More whinging than Aurienne had expected from a Fyren. Weren’t they meant to be rugged killers? This specimen had the fortitude of wet quiche.

Though the weather was fine, Mordaunt kept his hood up. Aurienne had no objections. She knew what lay underneath—a caustic eye and a vexatious mouth—and missed the sight of neither.

Mordaunt plucked down his cowl, sniffed in her direction, and said, “You smell like death.”

“I’ve been experimenting on seith fibres extracted from human cadavers,” said Aurienne.

“I knew it,” said Mordaunt, followed by the lofty pronouncement: “I have an extraordinary sense of smell.”

It seemed too facile to point out that, indeed, this seemed to be the only sense he had.

“Is that blood?” asked Aurienne.

“Just a bit of battle sweat,” said Mordaunt.

“Yours?” asked Aurienne, with a moderate effort to keep the hope from her voice.

“No,” scoffed Mordaunt. “What a stupid question.”

“Is it? You’ve taken a few stabs in the course of your career. I’ve seen the evidence.”

Mordaunt waved a hand. “Memories of bygone days. I’m nigh untouchable now. My mark today did make a stabbing attempt—but he only had a spoon.”

“A spoon?”

“He was eating yoghurt,” said Mordaunt, by way of explanation.

“You—you killed someone while they were eating yoghurt?” asked Aurienne.

“Yes. It was good yoghurt, too.”

“Youatethe yoghurt?”

“After he was dead, yes. He’d hardly touched it. What? What’s the matter? Have you mistaken me for someone respectable?”

“Have you any sense of honour whatsoever?”

“No,” said Mordaunt. “Anyway, I came here for a healing, not an assessment of my morals. Can we get on with it?”

Aurienne stared at Mordaunt. The shadow under the hood stared back at her.

He was well on his way to dying. There would be one less of him in the world. It would all work out in the end.

It was time to continue this farce of a healing exercise.

Aurienne made a curt gesture to their surroundings. “So—a thin place.”
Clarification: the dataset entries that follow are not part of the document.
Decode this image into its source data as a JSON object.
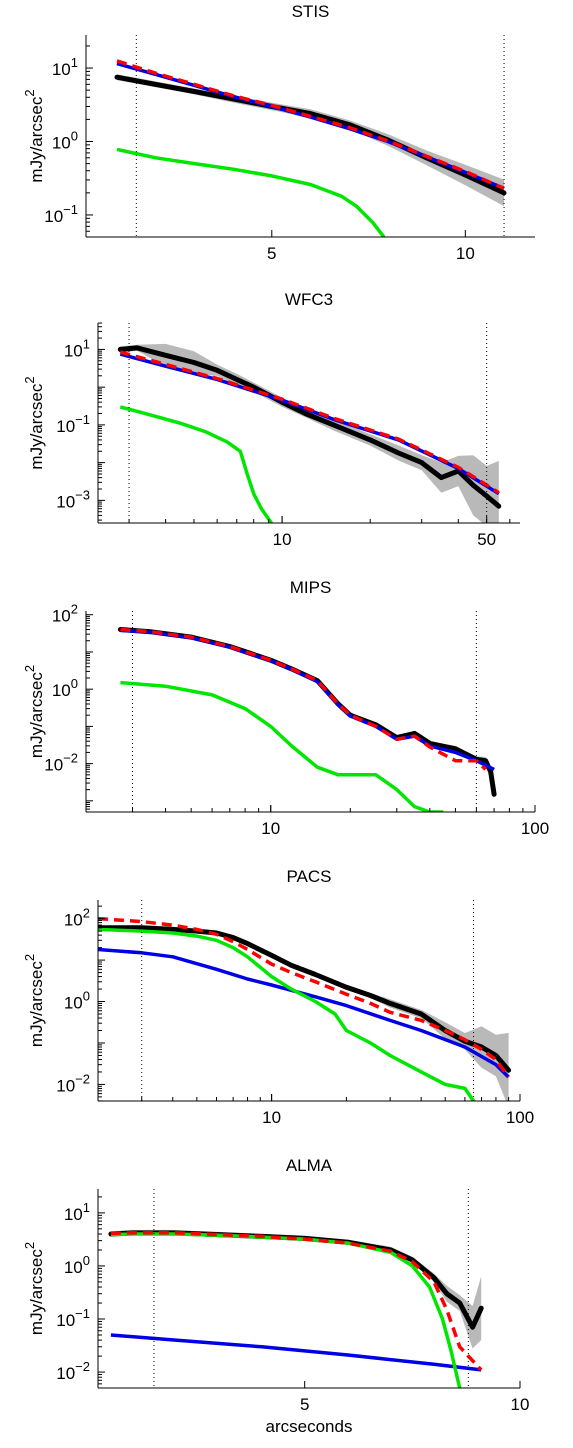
{
  "colors": {
    "data": "#000000",
    "band": "#b9b9b9",
    "blue": "#0000e6",
    "green": "#00e600",
    "red": "#ff0000",
    "guide": "#000000"
  },
  "chart_data": [
    {
      "type": "line",
      "title": "STIS",
      "ylabel_base": "mJy/arcsec",
      "ylabel_exp": "2",
      "xlabel": "",
      "xscale": "linear",
      "yscale": "log",
      "xlim": [
        0.2,
        11.8
      ],
      "ylim_exp": [
        -1.3,
        1.45
      ],
      "x_ticks": [
        {
          "v": 5,
          "label": "5"
        },
        {
          "v": 10,
          "label": "10"
        }
      ],
      "y_ticks": [
        {
          "e": -1,
          "label": "10",
          "sup": "−1"
        },
        {
          "e": 0,
          "label": "10",
          "sup": "0"
        },
        {
          "e": 1,
          "label": "10",
          "sup": "1"
        }
      ],
      "vlines": [
        1.5,
        11.0
      ],
      "band_hw": [
        0.04,
        0.04,
        0.05,
        0.05,
        0.06,
        0.08,
        0.1,
        0.14,
        0.18
      ],
      "series": [
        {
          "style": "data",
          "x": [
            1.0,
            2,
            3,
            4,
            5,
            6,
            7,
            8,
            9,
            10,
            11
          ],
          "y": [
            7.5,
            6.0,
            4.8,
            3.8,
            3.0,
            2.4,
            1.7,
            1.05,
            0.6,
            0.35,
            0.2
          ]
        },
        {
          "style": "blue",
          "x": [
            1.0,
            2,
            3,
            4,
            5,
            6,
            7,
            8,
            9,
            10,
            11
          ],
          "y": [
            11.5,
            8.2,
            5.8,
            4.1,
            3.0,
            2.15,
            1.5,
            1.0,
            0.62,
            0.38,
            0.23
          ]
        },
        {
          "style": "green",
          "x": [
            1.0,
            2,
            3,
            4,
            5,
            6,
            6.8,
            7.2,
            7.6,
            7.9
          ],
          "y": [
            0.78,
            0.6,
            0.5,
            0.42,
            0.34,
            0.26,
            0.18,
            0.13,
            0.08,
            0.05
          ]
        },
        {
          "style": "red",
          "x": [
            1.0,
            2,
            3,
            4,
            5,
            6,
            7,
            8,
            9,
            10,
            11
          ],
          "y": [
            12.5,
            8.5,
            6.0,
            4.2,
            3.1,
            2.2,
            1.55,
            1.02,
            0.63,
            0.39,
            0.23
          ]
        }
      ]
    },
    {
      "type": "line",
      "title": "WFC3",
      "ylabel_base": "mJy/arcsec",
      "ylabel_exp": "2",
      "xlabel": "",
      "xscale": "log",
      "yscale": "log",
      "xlim": [
        2.35,
        65
      ],
      "ylim_exp": [
        -3.6,
        1.7
      ],
      "x_ticks": [
        {
          "v": 10,
          "label": "10"
        },
        {
          "v": 50,
          "label": "50"
        }
      ],
      "y_ticks": [
        {
          "e": -3,
          "label": "10",
          "sup": "−3"
        },
        {
          "e": -1,
          "label": "10",
          "sup": "−1"
        },
        {
          "e": 1,
          "label": "10",
          "sup": "1"
        }
      ],
      "vlines": [
        3.0,
        50.0
      ],
      "band_hw": [
        0.08,
        0.3,
        0.15,
        0.12,
        0.1,
        0.15,
        0.2,
        0.4,
        0.8,
        1.2
      ],
      "series": [
        {
          "style": "data",
          "x": [
            2.8,
            3.2,
            4,
            5,
            6,
            7,
            8,
            10,
            12,
            15,
            20,
            25,
            30,
            35,
            40,
            45,
            50,
            55
          ],
          "y": [
            10,
            11,
            7,
            4.5,
            2.8,
            1.6,
            1.0,
            0.4,
            0.2,
            0.1,
            0.04,
            0.018,
            0.01,
            0.004,
            0.006,
            0.0025,
            0.0013,
            0.0007
          ]
        },
        {
          "style": "blue",
          "x": [
            2.8,
            4,
            6,
            10,
            15,
            25,
            40,
            55
          ],
          "y": [
            7.5,
            3.6,
            1.6,
            0.45,
            0.14,
            0.04,
            0.007,
            0.0015
          ]
        },
        {
          "style": "green",
          "x": [
            2.8,
            3.5,
            4.5,
            5.5,
            6.5,
            7.2,
            7.6,
            8.0,
            8.5,
            9.2
          ],
          "y": [
            0.3,
            0.19,
            0.11,
            0.065,
            0.035,
            0.02,
            0.005,
            0.0015,
            0.0006,
            0.00025
          ]
        },
        {
          "style": "red",
          "x": [
            2.8,
            4,
            6,
            10,
            15,
            25,
            40,
            55
          ],
          "y": [
            8.5,
            4.0,
            1.7,
            0.48,
            0.15,
            0.042,
            0.0075,
            0.0016
          ]
        }
      ]
    },
    {
      "type": "line",
      "title": "MIPS",
      "ylabel_base": "mJy/arcsec",
      "ylabel_exp": "2",
      "xlabel": "",
      "xscale": "log",
      "yscale": "log",
      "xlim": [
        2.0,
        100
      ],
      "ylim_exp": [
        -3.3,
        2.1
      ],
      "x_ticks": [
        {
          "v": 10,
          "label": "10"
        },
        {
          "v": 100,
          "label": "100"
        }
      ],
      "y_ticks": [
        {
          "e": -2,
          "label": "10",
          "sup": "−2"
        },
        {
          "e": 0,
          "label": "10",
          "sup": "0"
        },
        {
          "e": 2,
          "label": "10",
          "sup": "2"
        }
      ],
      "vlines": [
        3.0,
        60.0
      ],
      "band_hw": [
        0.02,
        0.02,
        0.02,
        0.02,
        0.03,
        0.04,
        0.05,
        0.08,
        0.1,
        0.15
      ],
      "series": [
        {
          "style": "data",
          "x": [
            2.7,
            3.5,
            5,
            7,
            10,
            12,
            15,
            18,
            20,
            25,
            30,
            35,
            40,
            50,
            60,
            65,
            68,
            70
          ],
          "y": [
            40,
            35,
            25,
            14,
            6,
            3.5,
            1.7,
            0.4,
            0.2,
            0.11,
            0.05,
            0.065,
            0.035,
            0.025,
            0.013,
            0.012,
            0.006,
            0.0015
          ]
        },
        {
          "style": "blue",
          "x": [
            2.7,
            3.5,
            5,
            7,
            10,
            12,
            15,
            18,
            20,
            25,
            30,
            35,
            40,
            50,
            60,
            70
          ],
          "y": [
            38,
            34,
            24,
            13.5,
            5.8,
            3.4,
            1.6,
            0.38,
            0.19,
            0.1,
            0.045,
            0.055,
            0.03,
            0.02,
            0.012,
            0.007
          ]
        },
        {
          "style": "green",
          "x": [
            2.7,
            4,
            6,
            8,
            10,
            12,
            15,
            18,
            20,
            25,
            30,
            35,
            40,
            45
          ],
          "y": [
            1.5,
            1.2,
            0.7,
            0.3,
            0.1,
            0.03,
            0.008,
            0.005,
            0.005,
            0.005,
            0.002,
            0.0007,
            0.0005,
            0.0005
          ]
        },
        {
          "style": "red",
          "x": [
            2.7,
            3.5,
            5,
            7,
            10,
            12,
            15,
            18,
            20,
            25,
            30,
            35,
            40,
            50,
            60,
            65
          ],
          "y": [
            40,
            35,
            25,
            14,
            6,
            3.5,
            1.7,
            0.4,
            0.2,
            0.1,
            0.045,
            0.055,
            0.028,
            0.012,
            0.012,
            0.007
          ]
        }
      ]
    },
    {
      "type": "line",
      "title": "PACS",
      "ylabel_base": "mJy/arcsec",
      "ylabel_exp": "2",
      "xlabel": "",
      "xscale": "log",
      "yscale": "log",
      "xlim": [
        2.0,
        100
      ],
      "ylim_exp": [
        -2.4,
        2.45
      ],
      "x_ticks": [
        {
          "v": 10,
          "label": "10"
        },
        {
          "v": 100,
          "label": "100"
        }
      ],
      "y_ticks": [
        {
          "e": -2,
          "label": "10",
          "sup": "−2"
        },
        {
          "e": 0,
          "label": "10",
          "sup": "0"
        },
        {
          "e": 2,
          "label": "10",
          "sup": "2"
        }
      ],
      "vlines": [
        3.0,
        65.0
      ],
      "band_hw": [
        0.03,
        0.03,
        0.03,
        0.04,
        0.05,
        0.06,
        0.1,
        0.2,
        0.5,
        0.9
      ],
      "series": [
        {
          "style": "data",
          "x": [
            2,
            3,
            4,
            5,
            6,
            7,
            8,
            10,
            12,
            15,
            20,
            25,
            30,
            40,
            50,
            60,
            70,
            80,
            90
          ],
          "y": [
            60,
            60,
            55,
            50,
            45,
            35,
            25,
            13,
            7.5,
            4.5,
            2.2,
            1.4,
            0.9,
            0.5,
            0.2,
            0.11,
            0.08,
            0.05,
            0.022
          ]
        },
        {
          "style": "blue",
          "x": [
            2,
            3,
            4,
            6,
            8,
            10,
            15,
            20,
            30,
            40,
            60,
            80,
            90
          ],
          "y": [
            18,
            15,
            12,
            6,
            3.5,
            2.5,
            1.3,
            0.8,
            0.35,
            0.2,
            0.08,
            0.03,
            0.015
          ]
        },
        {
          "style": "green",
          "x": [
            2,
            3,
            4,
            5,
            6,
            7,
            8,
            10,
            12,
            15,
            18,
            20,
            25,
            30,
            40,
            50,
            60,
            65,
            70
          ],
          "y": [
            55,
            50,
            45,
            38,
            30,
            20,
            12,
            4,
            2,
            1.0,
            0.5,
            0.2,
            0.1,
            0.05,
            0.02,
            0.01,
            0.008,
            0.004,
            0.002
          ]
        },
        {
          "style": "red",
          "x": [
            2,
            3,
            4,
            5,
            6,
            7,
            8,
            10,
            12,
            15,
            20,
            25,
            30,
            40,
            50,
            60,
            70,
            80,
            90
          ],
          "y": [
            100,
            85,
            70,
            55,
            42,
            28,
            18,
            8,
            5,
            3.0,
            1.5,
            0.9,
            0.55,
            0.35,
            0.2,
            0.12,
            0.07,
            0.04,
            0.015
          ]
        }
      ]
    },
    {
      "type": "line",
      "title": "ALMA",
      "ylabel_base": "mJy/arcsec",
      "ylabel_exp": "2",
      "xlabel": "arcseconds",
      "xscale": "linear",
      "yscale": "log",
      "xlim": [
        0.2,
        10
      ],
      "ylim_exp": [
        -2.3,
        1.45
      ],
      "x_ticks": [
        {
          "v": 5,
          "label": "5"
        },
        {
          "v": 10,
          "label": "10"
        }
      ],
      "y_ticks": [
        {
          "e": -2,
          "label": "10",
          "sup": "−2"
        },
        {
          "e": -1,
          "label": "10",
          "sup": "−1"
        },
        {
          "e": 0,
          "label": "10",
          "sup": "0"
        },
        {
          "e": 1,
          "label": "10",
          "sup": "1"
        }
      ],
      "vlines": [
        1.5,
        8.8
      ],
      "band_hw": [
        0.05,
        0.05,
        0.05,
        0.05,
        0.05,
        0.06,
        0.08,
        0.15,
        0.4,
        0.6
      ],
      "series": [
        {
          "style": "data",
          "x": [
            0.5,
            1,
            2,
            3,
            4,
            5,
            6,
            7,
            7.5,
            8,
            8.3,
            8.6,
            8.9,
            9.1
          ],
          "y": [
            4.0,
            4.2,
            4.2,
            3.9,
            3.6,
            3.3,
            2.8,
            2.0,
            1.3,
            0.6,
            0.3,
            0.2,
            0.07,
            0.16
          ]
        },
        {
          "style": "blue",
          "x": [
            0.5,
            2,
            4,
            6,
            8,
            9.1
          ],
          "y": [
            0.05,
            0.04,
            0.03,
            0.021,
            0.014,
            0.011
          ]
        },
        {
          "style": "green",
          "x": [
            0.5,
            1,
            2,
            3,
            4,
            5,
            6,
            7,
            7.5,
            7.9,
            8.2,
            8.4,
            8.6
          ],
          "y": [
            3.9,
            4.0,
            4.0,
            3.8,
            3.5,
            3.2,
            2.7,
            1.8,
            1.0,
            0.4,
            0.1,
            0.025,
            0.005
          ]
        },
        {
          "style": "red",
          "x": [
            0.5,
            1,
            2,
            3,
            4,
            5,
            6,
            7,
            7.5,
            8,
            8.3,
            8.6,
            9.1
          ],
          "y": [
            4.1,
            4.2,
            4.2,
            3.9,
            3.6,
            3.2,
            2.7,
            1.9,
            1.2,
            0.5,
            0.15,
            0.03,
            0.011
          ]
        }
      ]
    }
  ]
}
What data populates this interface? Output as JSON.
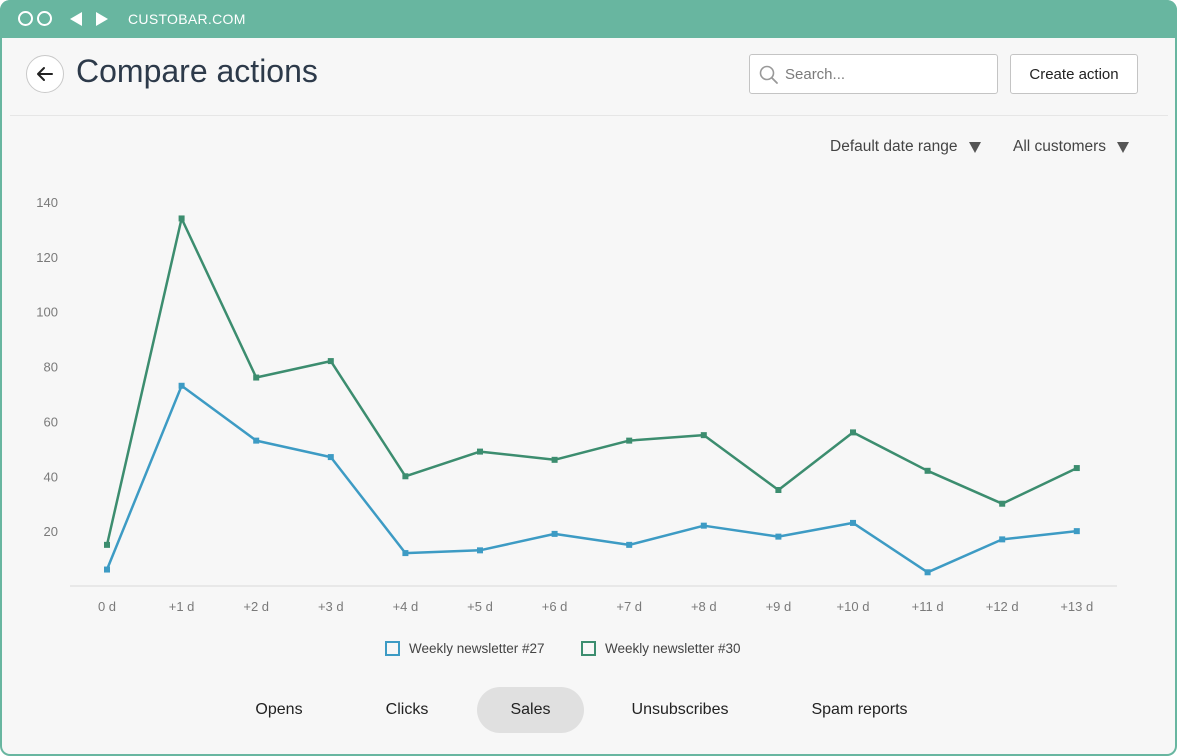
{
  "browser": {
    "url": "CUSTOBAR.COM"
  },
  "header": {
    "title": "Compare actions",
    "search_placeholder": "Search...",
    "create_label": "Create action"
  },
  "filters": {
    "date_range": "Default date range",
    "customers": "All customers"
  },
  "colors": {
    "accent": "#68b6a0",
    "series_27": "#3d9bc4",
    "series_30": "#3c8d6f"
  },
  "chart_data": {
    "type": "line",
    "categories": [
      "0 d",
      "+1 d",
      "+2 d",
      "+3 d",
      "+4 d",
      "+5 d",
      "+6 d",
      "+7 d",
      "+8 d",
      "+9 d",
      "+10 d",
      "+11 d",
      "+12 d",
      "+13 d"
    ],
    "y_ticks": [
      20,
      40,
      60,
      80,
      100,
      120,
      140
    ],
    "ylim": [
      0,
      140
    ],
    "grid": false,
    "legend_position": "bottom-center",
    "series": [
      {
        "name": "Weekly newsletter #27",
        "color": "#3d9bc4",
        "values": [
          6,
          73,
          53,
          47,
          12,
          13,
          19,
          15,
          22,
          18,
          23,
          5,
          17,
          20
        ]
      },
      {
        "name": "Weekly newsletter #30",
        "color": "#3c8d6f",
        "values": [
          15,
          134,
          76,
          82,
          40,
          49,
          46,
          53,
          55,
          35,
          56,
          42,
          30,
          43
        ]
      }
    ]
  },
  "tabs": [
    {
      "label": "Opens",
      "active": false
    },
    {
      "label": "Clicks",
      "active": false
    },
    {
      "label": "Sales",
      "active": true
    },
    {
      "label": "Unsubscribes",
      "active": false
    },
    {
      "label": "Spam reports",
      "active": false
    }
  ]
}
“Does it feel thin to you?” asked Mordaunt.

Aurienne looked around. The sun glinted on the pool. Water gurgled down a smallish waterfall at its far end. Swallows dipped and swooped. Tender grass peeped from black earth. A fat bumblebee investigated her bun.

“No,” said Aurienne. “It feels ordinary.”

“I thought so, too,” said Mordaunt.

“We’re here because a fragment of Cumbrian theology mentions a wondrous healing on this very spot, two hundred years ago, at sunset on the day of the Cúsc moon. It’s one of few sources that offered the triumvirate of time, place, and moon, and so here we are.”